We could make this into a pretty extensive list if desired! This is just a small snapshot of ingredients that are signs of a good GDA, but this is by no means all of them!
Hydrapharm always like to stay one step ahead of the competition with their supplements. Bringing something new to the GDA table with this one, Elixir contains not only berbeine (something we might argue is an essential for a powerful GDA) and cinnamon but ecklonia cava and oxymatrine. These might seem new and foreign to many GDA fans, but the research is certainly out there to support their value in controlling blood sugar. Like products such as Hydrazine and Unbreakable have done for pre-workouts and joint support, Elixir is an innovative and clever addition to the GDA category.
Customer Review: 'GDA’s normally give me issues with feeling faint but I don’t ever get this sensation from Elixir. The pump from Elixir is not like anything before, it is a more hard and full feeling right through the day and there has certainly been a change in body composition for the better.' - Eric
Containing high doses of banaba leaf alongside berberine, cinnamon and Gymnema Sylvestre Gymnema sylvestre, a herb traditionally used in Ayuvedic medicine. Glycobol XT is a transparent formula which needs no fancy claims or packaging.

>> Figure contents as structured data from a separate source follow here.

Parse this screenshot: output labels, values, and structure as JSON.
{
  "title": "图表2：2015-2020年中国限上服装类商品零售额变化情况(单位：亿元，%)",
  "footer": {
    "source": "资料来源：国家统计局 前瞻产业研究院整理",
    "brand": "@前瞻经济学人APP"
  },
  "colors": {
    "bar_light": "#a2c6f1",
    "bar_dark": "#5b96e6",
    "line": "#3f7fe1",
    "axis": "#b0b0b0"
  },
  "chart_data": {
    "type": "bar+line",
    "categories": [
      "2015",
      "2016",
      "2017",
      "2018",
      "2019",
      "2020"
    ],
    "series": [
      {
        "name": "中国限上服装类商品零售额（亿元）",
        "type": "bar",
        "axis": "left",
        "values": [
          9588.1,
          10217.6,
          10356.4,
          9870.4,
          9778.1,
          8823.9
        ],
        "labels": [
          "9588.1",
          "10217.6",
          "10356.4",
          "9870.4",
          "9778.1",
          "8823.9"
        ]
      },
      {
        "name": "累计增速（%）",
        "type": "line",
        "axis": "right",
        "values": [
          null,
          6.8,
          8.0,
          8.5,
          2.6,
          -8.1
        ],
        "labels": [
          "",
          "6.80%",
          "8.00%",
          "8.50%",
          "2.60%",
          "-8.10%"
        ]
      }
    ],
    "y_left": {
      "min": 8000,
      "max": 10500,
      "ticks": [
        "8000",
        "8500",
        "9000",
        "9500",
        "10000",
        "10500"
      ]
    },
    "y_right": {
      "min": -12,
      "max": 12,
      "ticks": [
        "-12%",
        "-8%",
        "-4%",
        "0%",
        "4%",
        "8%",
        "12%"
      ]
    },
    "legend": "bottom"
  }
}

Outbreak is an exciting US brand with hardcore branding that is reinforced by its awesome formulas. Along with generous doses of berberine, cinnamon extract and chromium, Adapt uses 500mg of bitter melon extract, a fruit extract containing compounds unique to it such as charantin, vicine and polypeptide-p.
Take any time a meal containing 50g+ carbs is consumed! If wanting to yield performance benefits, one of those servings should certainly be positioned pre-workout. In offseason, when carbs can be distributed more evenly throughout the day, you may take your GDA with several meals.
During a dieting phase when carbohydrates are largely, if not all, placed around sessions, 1-2 servings may be sufficient. (always follow the instructions given on the bottle). During the post-workout window, the body has heightened sensitivity to carbohydrates and is in a great place to absorb nutrients. After a training session, a GDA can help drive carbohydrates from the post-workout meal into the muscles to begin the recovery process. Use with caution or avoid altogether here if dieting on lower carb as glycogen is already depleted, adding a supplement to lower blood glucose further could it to drop too low and result in mild side effects (dizziness, light headedness).
A glucose disposal agent could even be implemented when consuming a cheat meal or refeeds to prevent unwanted blood sugar spikes, shuttle glycogen into the muscle to ‘put the carbs to use’ in subsequent training sessions and limiting the potential for acute fat gain.
For the best results around training while using a GDA, this is how we would recommend setting up your peri-workout supplementation:
Pre-workout: Ghost Pump
Post-Workout: Carb and Protein meal/shake
(1) Kim, H. (2012). Ecklonia cava Inhibits Glucose Absorption and Stimulates Insulin Secretion in Streptozotocin-Induced Diabetic Mice. Evidence-Based Complementary and Alternative Medicine, 2012, pp.1-7.
(2) Guo, C., Zhang, C., Li, L., Wang, Z., Xiao, W. and Yang, Z. (2014). Hypoglycemic and hypolipidemic effects of oxymatrine in high-fat diet and streptozotocin-induced diabetic rats. Phytomedicine, 21(6), pp.807-814.
(3) Judy, W., Hari, S., Stogsdill, W., Judy, J., Naguib, Y. and Passwater, R. (2003). Antidiabetic activity of a standardized extract (Glucosol™) from Lagerstroemia speciosa leaves in Type II diabetics. Journal of Ethnopharmacology, 87(1), pp.115-117.